I never cared about that stuff. What I want is drama. Huge trains climbing hills at full fuel-usage — diesels don’t have throttles.
Steam-engines had throttles, and wide-open was “throttle-to-the-roof.”
Usually in a steam-engine cab, the long throttle-lever hung off the cab-roof — or seemed to hang off the roof.
Wide-open was that lever pulled all-the-way back so it angled up and hit the roof.
In diesel locomotives, full fuel-delivery is “Run Eight.” The small accelerator lever has eight positions. “Run Eight” is full fuel-delivery, the equivalent of “throttle-to-the-roof.”
That 1961 Trains had all the old stuff I loved reading: “Editorial Comment,” “News Photos” —a fedoraed photographer with flash Graflex, “Photo Section” with its 35mm Leica, “Railway Post Office” (Letters-to-the-Editor), “Second Section,” and “Running Extra” (X-1027, the number in Trains address at that time — 1027 North Seventh Street, Milwaukee.)
Sections like that became part of my bus-union newsletter.
Of particular interest to me was a photo of steam-locomotives delivered in 1940 to Norfolk-Southern Railway.
At that time Norfolk-Southern was a tiny regional. Now Norfolk Southern is the 1982 merger of Norfolk & Western and Southern Railway. It’s gigantic and serves the eastern half of the nation, including the east-coast megalopolis.
(The other eastern mega-merger is CSX Transportation, which began in the ‘60s with Chesapeake & Ohio.)
The original Norfolk-Southern is part of NS, as is mighty Pennsy, the “Standard Railroad of the World,” and once largest railroad on the planet.
In 1961 CSX and Norfolk Southern didn’t exist, and Pennsy seemed forever.
In 1961 Morgan’s “Editorial Comment” discussed the commuter problem, that east-coast railroads were being waylaid by expensive commuter districts.

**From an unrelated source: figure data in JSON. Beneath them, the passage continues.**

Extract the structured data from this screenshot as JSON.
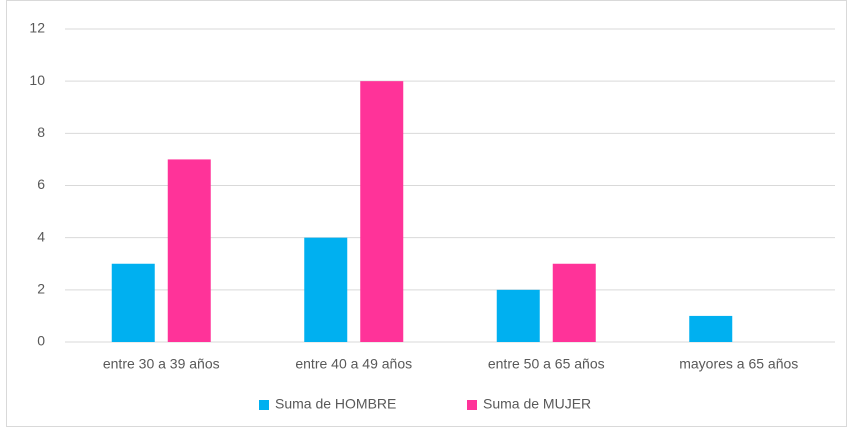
{
  "chart_data": {
    "type": "bar",
    "categories": [
      "entre 30 a 39 años",
      "entre 40 a 49 años",
      "entre 50 a 65 años",
      "mayores a 65 años"
    ],
    "series": [
      {
        "name": "Suma de HOMBRE",
        "color": "#00b0f0",
        "values": [
          3,
          4,
          2,
          1
        ]
      },
      {
        "name": "Suma de MUJER",
        "color": "#ff3399",
        "values": [
          7,
          10,
          3,
          0
        ]
      }
    ],
    "ylim": [
      0,
      12
    ],
    "yticks": [
      0,
      2,
      4,
      6,
      8,
      10,
      12
    ],
    "grid": true,
    "legend": "bottom"
  }
}
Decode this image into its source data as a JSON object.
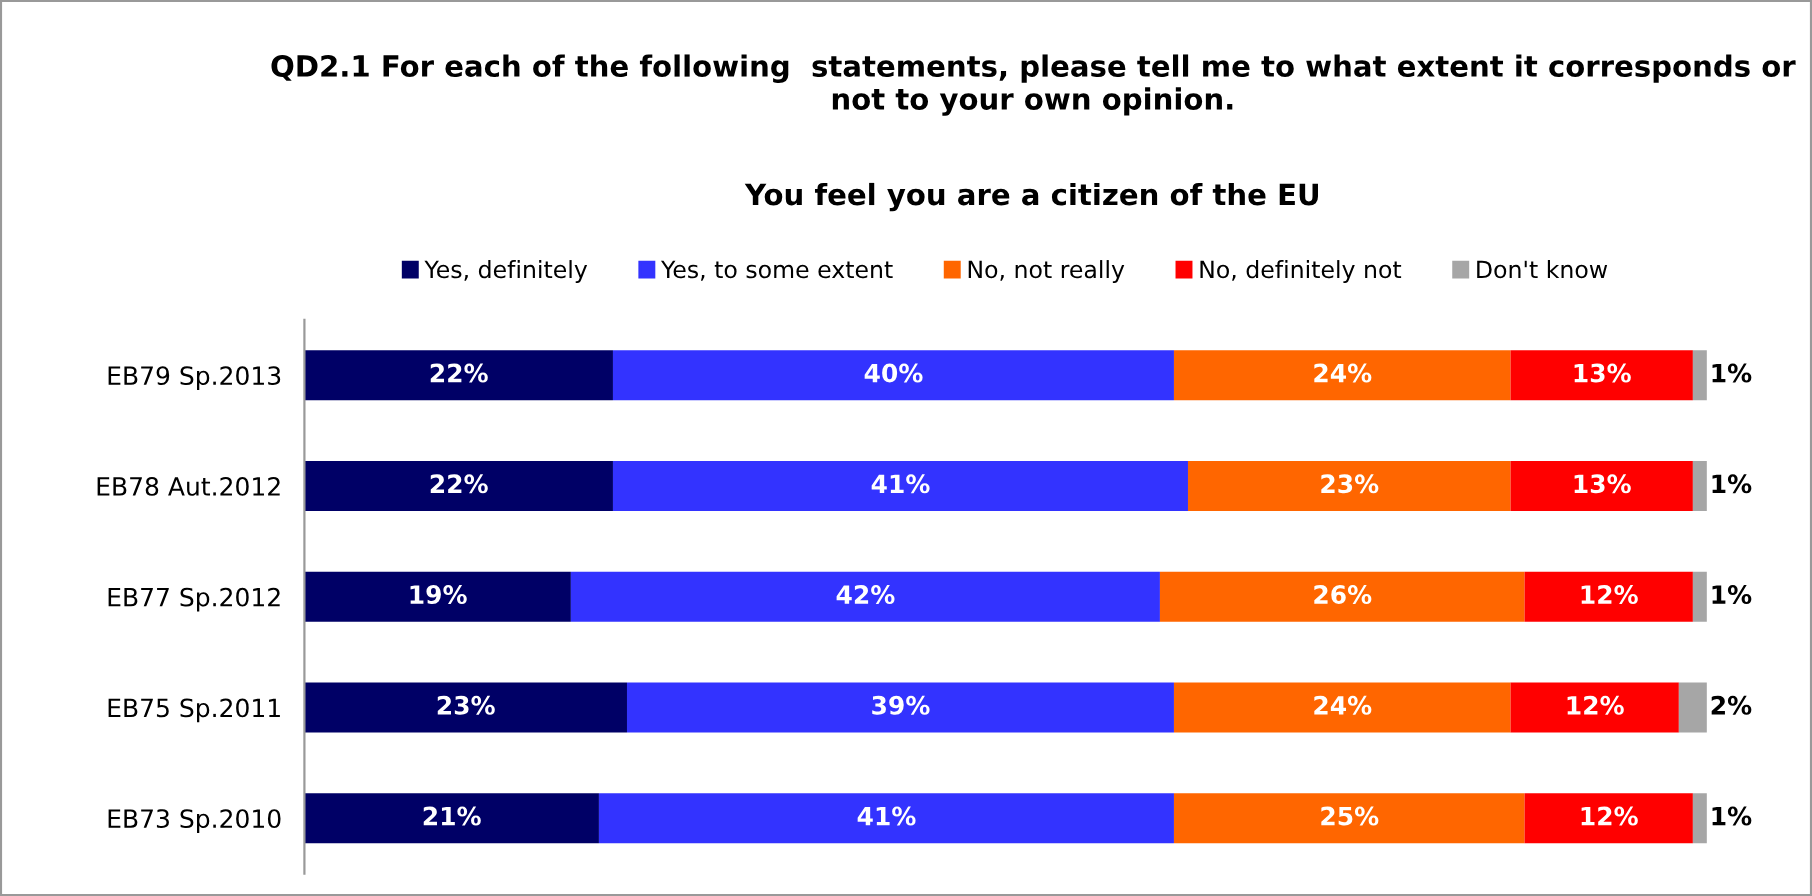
{
  "chart_data": {
    "type": "bar",
    "orientation": "horizontal",
    "stacked": true,
    "title": "QD2.1 For each of the following  statements, please tell me to what extent it corresponds or\nnot to your own opinion.",
    "subtitle": "You feel you are a citizen of the EU",
    "categories": [
      "EB79 Sp.2013",
      "EB78 Aut.2012",
      "EB77 Sp.2012",
      "EB75 Sp.2011",
      "EB73 Sp.2010"
    ],
    "series": [
      {
        "name": "Yes, definitely",
        "color": "#000066",
        "values": [
          22,
          22,
          19,
          23,
          21
        ],
        "value_labels": [
          "22%",
          "22%",
          "19%",
          "23%",
          "21%"
        ]
      },
      {
        "name": "Yes, to some extent",
        "color": "#3333ff",
        "values": [
          40,
          41,
          42,
          39,
          41
        ],
        "value_labels": [
          "40%",
          "41%",
          "42%",
          "39%",
          "41%"
        ]
      },
      {
        "name": "No, not really",
        "color": "#ff6600",
        "values": [
          24,
          23,
          26,
          24,
          25
        ],
        "value_labels": [
          "24%",
          "23%",
          "26%",
          "24%",
          "25%"
        ]
      },
      {
        "name": "No, definitely not",
        "color": "#ff0000",
        "values": [
          13,
          13,
          12,
          12,
          12
        ],
        "value_labels": [
          "13%",
          "13%",
          "12%",
          "12%",
          "12%"
        ]
      },
      {
        "name": "Don't know",
        "color": "#a6a6a6",
        "values": [
          1,
          1,
          1,
          2,
          1
        ],
        "value_labels": [
          "1%",
          "1%",
          "1%",
          "2%",
          "1%"
        ]
      }
    ],
    "legend": "top",
    "grid": false
  }
}
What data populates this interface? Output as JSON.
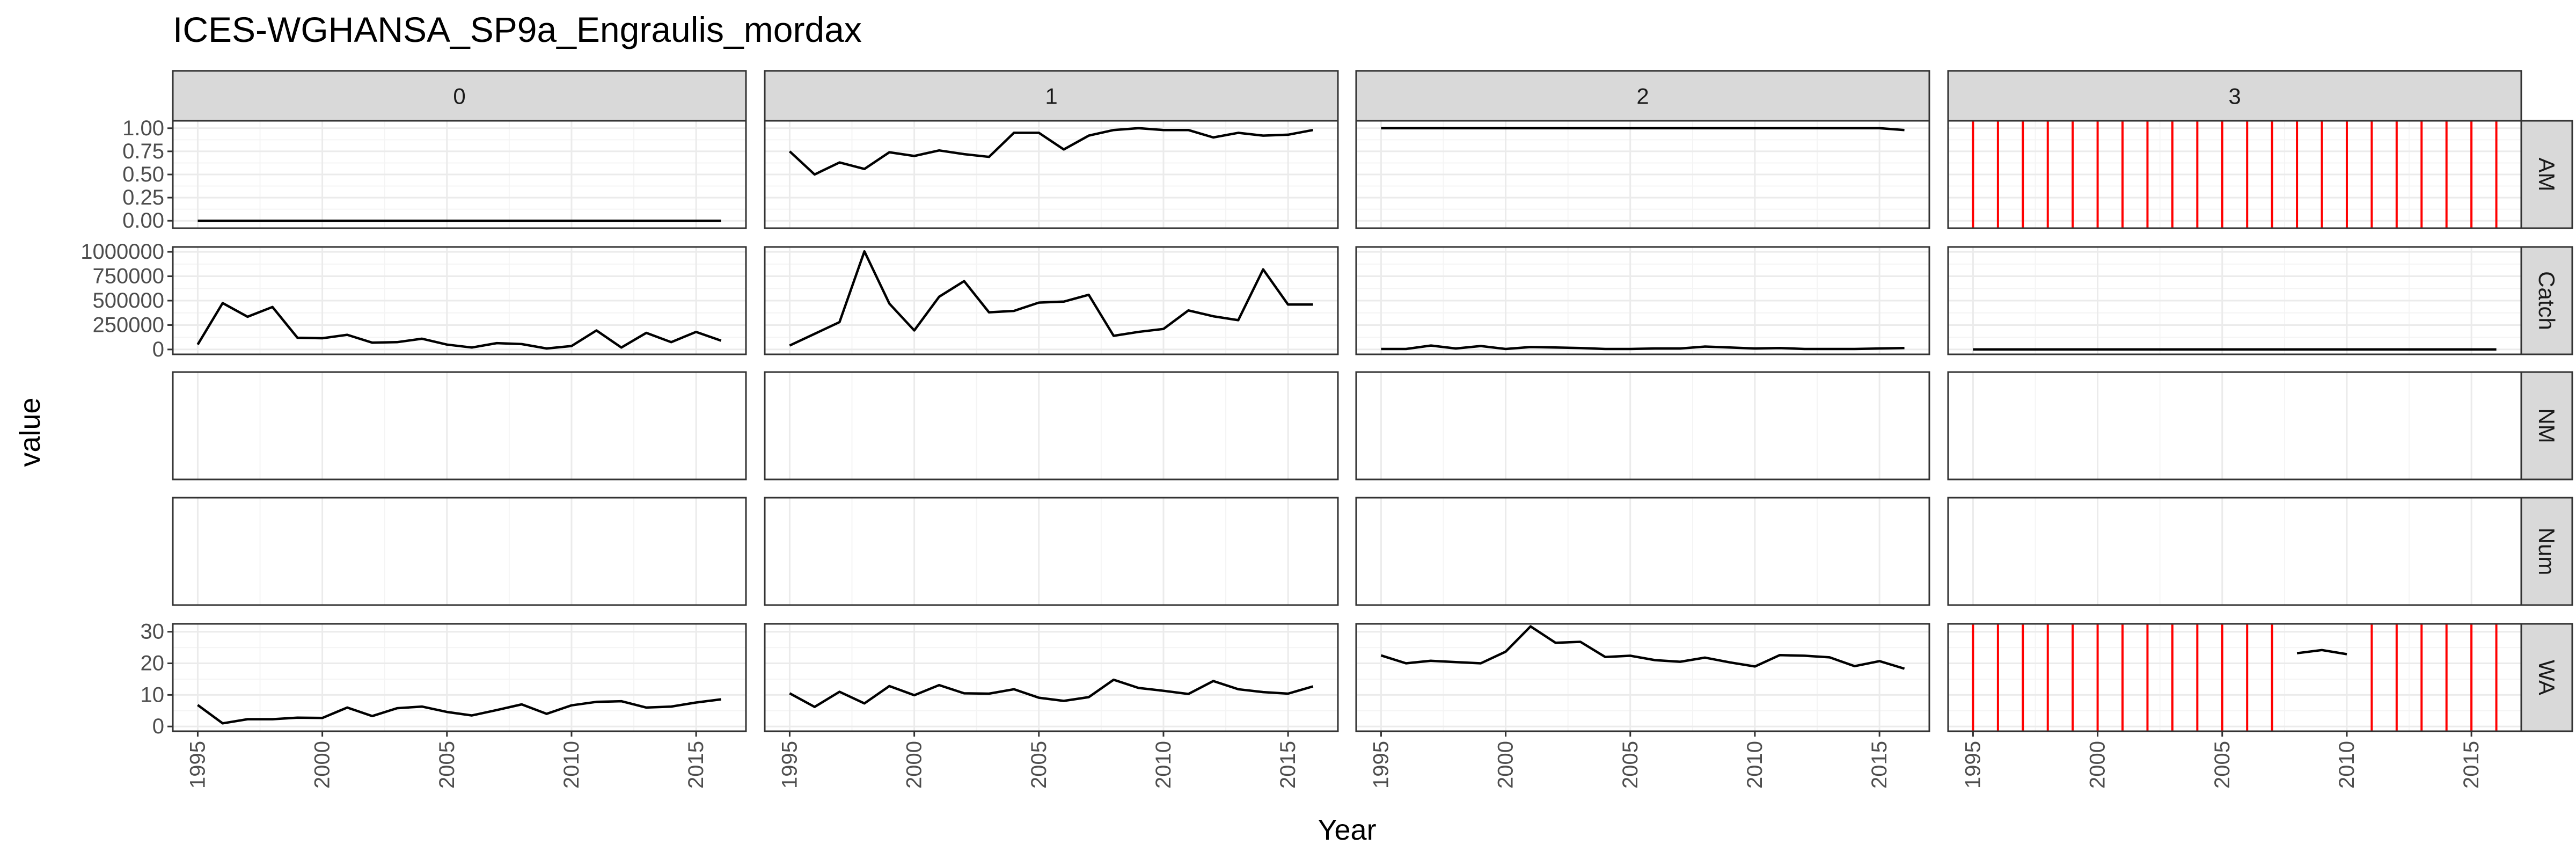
{
  "chart_data": {
    "type": "line",
    "title": "ICES-WGHANSA_SP9a_Engraulis_mordax",
    "xlabel": "Year",
    "ylabel": "value",
    "columns": [
      "0",
      "1",
      "2",
      "3"
    ],
    "rows": [
      "AM",
      "Catch",
      "NM",
      "Num",
      "WA"
    ],
    "x_ticks": [
      "1995",
      "2000",
      "2005",
      "2010",
      "2015"
    ],
    "xlim": [
      1994,
      2017
    ],
    "grid": true,
    "y_axes": {
      "AM": {
        "ylim": [
          -0.08,
          1.08
        ],
        "ticks": [
          0,
          0.25,
          0.5,
          0.75,
          1.0
        ],
        "tick_labels": [
          "0.00",
          "0.25",
          "0.50",
          "0.75",
          "1.00"
        ]
      },
      "Catch": {
        "ylim": [
          -50000,
          1050000
        ],
        "ticks": [
          0,
          250000,
          500000,
          750000,
          1000000
        ],
        "tick_labels": [
          "0",
          "250000",
          "500000",
          "750000",
          "1000000"
        ]
      },
      "NM": {
        "ylim": [
          0,
          1
        ],
        "ticks": [],
        "tick_labels": []
      },
      "Num": {
        "ylim": [
          0,
          1
        ],
        "ticks": [],
        "tick_labels": []
      },
      "WA": {
        "ylim": [
          -1.5,
          32.5
        ],
        "ticks": [
          0,
          10,
          20,
          30
        ],
        "tick_labels": [
          "0",
          "10",
          "20",
          "30"
        ]
      }
    },
    "series": [
      {
        "row": "AM",
        "col": "0",
        "x": [
          1995,
          1996,
          1997,
          1998,
          1999,
          2000,
          2001,
          2002,
          2003,
          2004,
          2005,
          2006,
          2007,
          2008,
          2009,
          2010,
          2011,
          2012,
          2013,
          2014,
          2015,
          2016
        ],
        "y": [
          0,
          0,
          0,
          0,
          0,
          0,
          0,
          0,
          0,
          0,
          0,
          0,
          0,
          0,
          0,
          0,
          0,
          0,
          0,
          0,
          0,
          0
        ]
      },
      {
        "row": "AM",
        "col": "1",
        "x": [
          1995,
          1996,
          1997,
          1998,
          1999,
          2000,
          2001,
          2002,
          2003,
          2004,
          2005,
          2006,
          2007,
          2008,
          2009,
          2010,
          2011,
          2012,
          2013,
          2014,
          2015,
          2016
        ],
        "y": [
          0.75,
          0.5,
          0.63,
          0.56,
          0.74,
          0.7,
          0.76,
          0.72,
          0.69,
          0.95,
          0.95,
          0.77,
          0.92,
          0.98,
          1.0,
          0.98,
          0.98,
          0.9,
          0.95,
          0.92,
          0.93,
          0.98
        ]
      },
      {
        "row": "AM",
        "col": "2",
        "x": [
          1995,
          1996,
          1997,
          1998,
          1999,
          2000,
          2001,
          2002,
          2003,
          2004,
          2005,
          2006,
          2007,
          2008,
          2009,
          2010,
          2011,
          2012,
          2013,
          2014,
          2015,
          2016
        ],
        "y": [
          1,
          1,
          1,
          1,
          1,
          1,
          1,
          1,
          1,
          1,
          1,
          1,
          1,
          1,
          1,
          1,
          1,
          1,
          1,
          1,
          1,
          0.98
        ]
      },
      {
        "row": "Catch",
        "col": "0",
        "x": [
          1995,
          1996,
          1997,
          1998,
          1999,
          2000,
          2001,
          2002,
          2003,
          2004,
          2005,
          2006,
          2007,
          2008,
          2009,
          2010,
          2011,
          2012,
          2013,
          2014,
          2015,
          2016
        ],
        "y": [
          50000,
          475000,
          335000,
          435000,
          120000,
          115000,
          150000,
          70000,
          75000,
          110000,
          50000,
          20000,
          65000,
          55000,
          10000,
          35000,
          195000,
          20000,
          170000,
          75000,
          180000,
          90000
        ]
      },
      {
        "row": "Catch",
        "col": "1",
        "x": [
          1995,
          1996,
          1997,
          1998,
          1999,
          2000,
          2001,
          2002,
          2003,
          2004,
          2005,
          2006,
          2007,
          2008,
          2009,
          2010,
          2011,
          2012,
          2013,
          2014,
          2015,
          2016
        ],
        "y": [
          40000,
          160000,
          280000,
          1005000,
          470000,
          195000,
          540000,
          700000,
          380000,
          395000,
          480000,
          490000,
          560000,
          140000,
          180000,
          210000,
          400000,
          340000,
          300000,
          820000,
          460000,
          460000
        ]
      },
      {
        "row": "Catch",
        "col": "2",
        "x": [
          1995,
          1996,
          1997,
          1998,
          1999,
          2000,
          2001,
          2002,
          2003,
          2004,
          2005,
          2006,
          2007,
          2008,
          2009,
          2010,
          2011,
          2012,
          2013,
          2014,
          2015,
          2016
        ],
        "y": [
          5000,
          5000,
          40000,
          10000,
          35000,
          5000,
          25000,
          20000,
          15000,
          5000,
          5000,
          10000,
          10000,
          30000,
          20000,
          10000,
          15000,
          5000,
          5000,
          5000,
          10000,
          15000
        ]
      },
      {
        "row": "Catch",
        "col": "3",
        "x": [
          1995,
          1996,
          1997,
          1998,
          1999,
          2000,
          2001,
          2002,
          2003,
          2004,
          2005,
          2006,
          2007,
          2008,
          2009,
          2010,
          2011,
          2012,
          2013,
          2014,
          2015,
          2016
        ],
        "y": [
          0,
          0,
          0,
          0,
          0,
          0,
          0,
          0,
          0,
          0,
          0,
          0,
          0,
          0,
          0,
          0,
          0,
          0,
          0,
          0,
          0,
          0
        ]
      },
      {
        "row": "WA",
        "col": "0",
        "x": [
          1995,
          1996,
          1997,
          1998,
          1999,
          2000,
          2001,
          2002,
          2003,
          2004,
          2005,
          2006,
          2007,
          2008,
          2009,
          2010,
          2011,
          2012,
          2013,
          2014,
          2015,
          2016
        ],
        "y": [
          6.8,
          1.0,
          2.3,
          2.3,
          2.8,
          2.7,
          6.0,
          3.3,
          5.8,
          6.3,
          4.6,
          3.5,
          5.2,
          7.0,
          4.0,
          6.7,
          7.8,
          8.0,
          6.0,
          6.3,
          7.6,
          8.6
        ]
      },
      {
        "row": "WA",
        "col": "1",
        "x": [
          1995,
          1996,
          1997,
          1998,
          1999,
          2000,
          2001,
          2002,
          2003,
          2004,
          2005,
          2006,
          2007,
          2008,
          2009,
          2010,
          2011,
          2012,
          2013,
          2014,
          2015,
          2016
        ],
        "y": [
          10.5,
          6.2,
          11.0,
          7.3,
          12.8,
          9.9,
          13.1,
          10.5,
          10.4,
          11.8,
          9.1,
          8.1,
          9.3,
          14.8,
          12.2,
          11.3,
          10.3,
          14.4,
          11.8,
          10.9,
          10.4,
          12.7
        ]
      },
      {
        "row": "WA",
        "col": "2",
        "x": [
          1995,
          1996,
          1997,
          1998,
          1999,
          2000,
          2001,
          2002,
          2003,
          2004,
          2005,
          2006,
          2007,
          2008,
          2009,
          2010,
          2011,
          2012,
          2013,
          2014,
          2015,
          2016
        ],
        "y": [
          22.5,
          20.0,
          20.8,
          20.4,
          20.0,
          23.7,
          31.7,
          26.5,
          26.8,
          22.0,
          22.4,
          21.0,
          20.5,
          21.8,
          20.3,
          19.0,
          22.6,
          22.4,
          21.9,
          19.1,
          20.7,
          18.3
        ]
      },
      {
        "row": "WA",
        "col": "3",
        "x": [
          2008,
          2009,
          2010
        ],
        "y": [
          23.2,
          24.2,
          22.9
        ]
      }
    ],
    "reference_lines": [
      {
        "row": "AM",
        "col": "3",
        "color": "#ff0000",
        "x": [
          1995,
          1996,
          1997,
          1998,
          1999,
          2000,
          2001,
          2002,
          2003,
          2004,
          2005,
          2006,
          2007,
          2008,
          2009,
          2010,
          2011,
          2012,
          2013,
          2014,
          2015,
          2016
        ]
      },
      {
        "row": "WA",
        "col": "3",
        "color": "#ff0000",
        "x": [
          1995,
          1996,
          1997,
          1998,
          1999,
          2000,
          2001,
          2002,
          2003,
          2004,
          2005,
          2006,
          2007,
          2011,
          2012,
          2013,
          2014,
          2015,
          2016
        ]
      }
    ],
    "colors": {
      "line": "#000000",
      "reference": "#ff0000",
      "strip": "#d9d9d9",
      "grid_major": "#ebebeb",
      "grid_minor": "#f4f4f4",
      "border": "#333333",
      "tick_text": "#4d4d4d"
    }
  }
}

The Interstate Commerce Commission suggested subsidy. Others suggested turning the mess over to government. Which is what eventually happened, and the Interstate Commerce Commission was absolved in January, 1996.
Changes-changes-changes!
But we still have efficacy of flanged wheel on steel rail.
The current Trains editorship is pretty good. It relates news of interest to railfans. It also editorializes and publishes long dissertations and blatherings.
But I ain’t sure they have what drew in Morgan, and still draws me. The efficacy of flanged wheel on steel rail.

• RE: “bus-union newsletter....” — For 16&1/2 years (1977-1993) I drove transit bus for Regional Transit Service (RTS) in Rochester, NY, a public employer, the transit-bus operator in Rochester and environs. My stroke in 1993 ended it; I recovered fairly well. Toward the end I generated a voluntary newsletter for our bus-union (mechanics and drivers). —I did it with Word© on my computer. It caused weeping and wailing and gnashing of teeth among Transit management.
• “Mighty Pennsy” is the Pennsylvania Railroad.